Demo done using the Employees DB.

Pierre & Vacances – Centerparcs. Free text search, they use MariaDB using Levenshtein UDF implementation. Went live 01/2011. First implementation of Sphinx (12 indexes). Its grown, they use PHP API. The new goal is to never send an empty result. 1 index per website/market, with a total of 15 million docs. Index built on standalone server. Using internal gearman job schedule to generate index before cache generated. Current monitoring is via Nagios & perl, but the next step is to use Monyog & MariaDB INFORMATION_SCHEMA plugin.

Delcampe is an auction website with 45M ‘active’ items. Its dedicated for collectors. 3 string fields, and 15 attributes. 40-120K new items daily. Started with mysql fulltext in 2007, moved to Sphinx in 2008. There was a need to have more filters. Now they have 5 sphinx servers + 1 MySQL server. HAproxy to load balance.

New MySQL 5.6 Features by Oli Sennhauser

First talk at FOSDEM MySQL Devroom by Oli Sennhauser, of FromDual. Quick notes/liveblog of the talk, plus links from a quick search.

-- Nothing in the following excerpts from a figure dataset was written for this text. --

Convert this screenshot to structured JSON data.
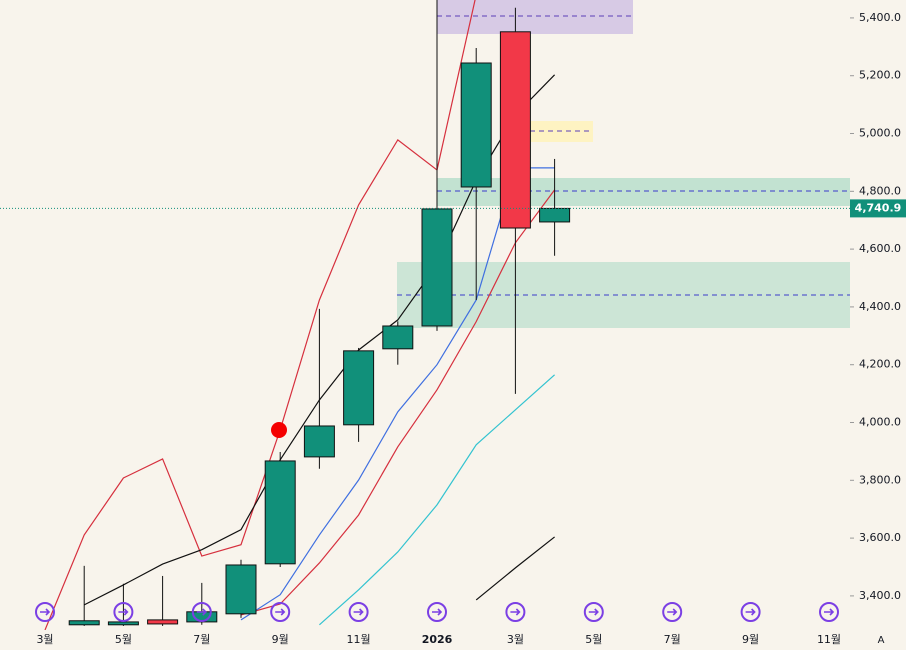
{
  "chart_data": {
    "type": "candlestick",
    "categories": [
      "3월",
      null,
      "5월",
      null,
      "7월",
      null,
      "9월",
      null,
      "11월",
      null,
      "2026",
      null,
      "3월",
      null,
      "5월",
      null,
      "7월",
      null,
      "9월",
      null,
      "11월"
    ],
    "open": [
      null,
      3300,
      3300,
      3317,
      3310,
      3338,
      3511,
      3881,
      3992,
      4255,
      4334,
      4815,
      5352,
      4694,
      null,
      null,
      null,
      null,
      null,
      null,
      null
    ],
    "high": [
      null,
      3504,
      3442,
      3469,
      3445,
      3525,
      3898,
      4393,
      4258,
      4350,
      5470,
      5296,
      5435,
      4912,
      null,
      null,
      null,
      null,
      null,
      null,
      null
    ],
    "low": [
      null,
      3296,
      3296,
      3296,
      3300,
      3324,
      3500,
      3840,
      3933,
      4200,
      4317,
      4424,
      4099,
      4577,
      null,
      null,
      null,
      null,
      null,
      null,
      null
    ],
    "close": [
      null,
      3314,
      3310,
      3303,
      3345,
      3507,
      3867,
      3988,
      4248,
      4334,
      4739,
      5244,
      4673,
      4740.9,
      null,
      null,
      null,
      null,
      null,
      null,
      null
    ],
    "up_color": "#11907a",
    "down_color": "#f23848",
    "series": [
      {
        "color": "#d6303e",
        "values": [
          3282,
          3611,
          3808,
          3874,
          3538,
          3577,
          3975,
          4424,
          4753,
          4978,
          4874,
          5480,
          null,
          null,
          null,
          null,
          null,
          null,
          null,
          null,
          null
        ]
      },
      {
        "color": "#d6303e",
        "values": [
          null,
          null,
          null,
          null,
          null,
          3334,
          3372,
          3514,
          3680,
          3916,
          4113,
          4349,
          4622,
          4805,
          null,
          null,
          null,
          null,
          null,
          null,
          null
        ]
      },
      {
        "color": "#3f6fe0",
        "values": [
          null,
          null,
          null,
          null,
          null,
          3317,
          3404,
          3611,
          3801,
          4037,
          4200,
          4424,
          4881,
          4881,
          null,
          null,
          null,
          null,
          null,
          null,
          null
        ]
      },
      {
        "color": "#33c3d0",
        "values": [
          null,
          null,
          null,
          null,
          null,
          null,
          null,
          3300,
          3421,
          3552,
          3715,
          3923,
          4044,
          4165,
          null,
          null,
          null,
          null,
          null,
          null,
          null
        ]
      },
      {
        "color": "#111111",
        "values": [
          null,
          3369,
          3438,
          3510,
          3560,
          3629,
          3871,
          4078,
          4251,
          4355,
          4545,
          4839,
          5064,
          5203,
          null,
          null,
          null,
          null,
          null,
          null,
          null
        ]
      },
      {
        "color": "#111111",
        "values": [
          null,
          null,
          null,
          null,
          null,
          null,
          null,
          null,
          null,
          null,
          null,
          3386,
          3497,
          3604,
          null,
          null,
          null,
          null,
          null,
          null,
          null
        ]
      }
    ],
    "last_price": {
      "value": 4740.9,
      "label": "4,740.9"
    },
    "ylim": [
      3282,
      5462
    ],
    "yticks": [
      {
        "value": 3400,
        "label": "3,400.0"
      },
      {
        "value": 3600,
        "label": "3,600.0"
      },
      {
        "value": 3800,
        "label": "3,800.0"
      },
      {
        "value": 4000,
        "label": "4,000.0"
      },
      {
        "value": 4200,
        "label": "4,200.0"
      },
      {
        "value": 4400,
        "label": "4,400.0"
      },
      {
        "value": 4600,
        "label": "4,600.0"
      },
      {
        "value": 4800,
        "label": "4,800.0"
      },
      {
        "value": 5000,
        "label": "5,000.0"
      },
      {
        "value": 5200,
        "label": "5,200.0"
      },
      {
        "value": 5400,
        "label": "5,400.0"
      }
    ],
    "scale_mode": "A"
  }
}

New Release Model: starts with at least in beta quality, milestone releases are RC quality (every 3-6 months), between milestones new features are allowed, GA releases every 12-18 months, no more than 2 releases in active support. There is also MySQL Labs, in where features can make it into a release model, but not necessarily.

Oli’s guess: MySQL 5.6 GA in April 2012 (Collaborate) or June 2012. As a consequence, MySQL 5.0 and MySQL 5.1 will be EOL probably by April this year.

New improvements in partitioning: explicit partition selection, exchanging partitions (good for ETL jobs).

New improvements in InnoDB: InnoDB INFORMATION_SCHEMA has got some new entries. Buffer (INNODB_BUFFER), Fulltext (INNODB_FT), Metrics (INNODB_METRICS), Data Dictionary (INNODB_SYS). The InnoDB Monitor is now obsolete. innodb_purge_threads can be set > 1. Kernel mutex split which should lead to improved concurrency. Persistent optimizer statistics (since InnoDB used to do random dives, so when you do a mysqldump, things can be different) – you can do SET GLOBAL innodb_analyze_is_persistent = 1; (read more: InnoDB Persistent Statistics at last, InnoDB Persistent Statistics Save the Day).

New improvements in optimizer: ORDER by on non-indexed columns, Multi Range Read (MRR), Index Condition Pushdown (ICP), query execution plan for DML statements, Batched Key Access (BKA). There is also optimizer tracing.

There is now some new instrumentations in Performance Schema (introduced in MySQL 5.5). There is also improved replication features, but that will be covered in a later talk.

Fractional seconds (microseconds) is introduced in MySQL 5.6. GET DIAGNOSTICS for stored procedures. Pluggable authentication (socket). memcached/InnoDB still in labs, hasn’t made it to a milestone release. Some 400+ bugs have been fixed. Lots of cleanup’s (old unused variables, commands removed).

Pay attention to MySQL 5.6 incompatible changes when you plan to upgrade.

Probably some good resources: What’s New in MySQL 5.6, MySQL 5.6 (Early Access Features) – InnoDB & Replication.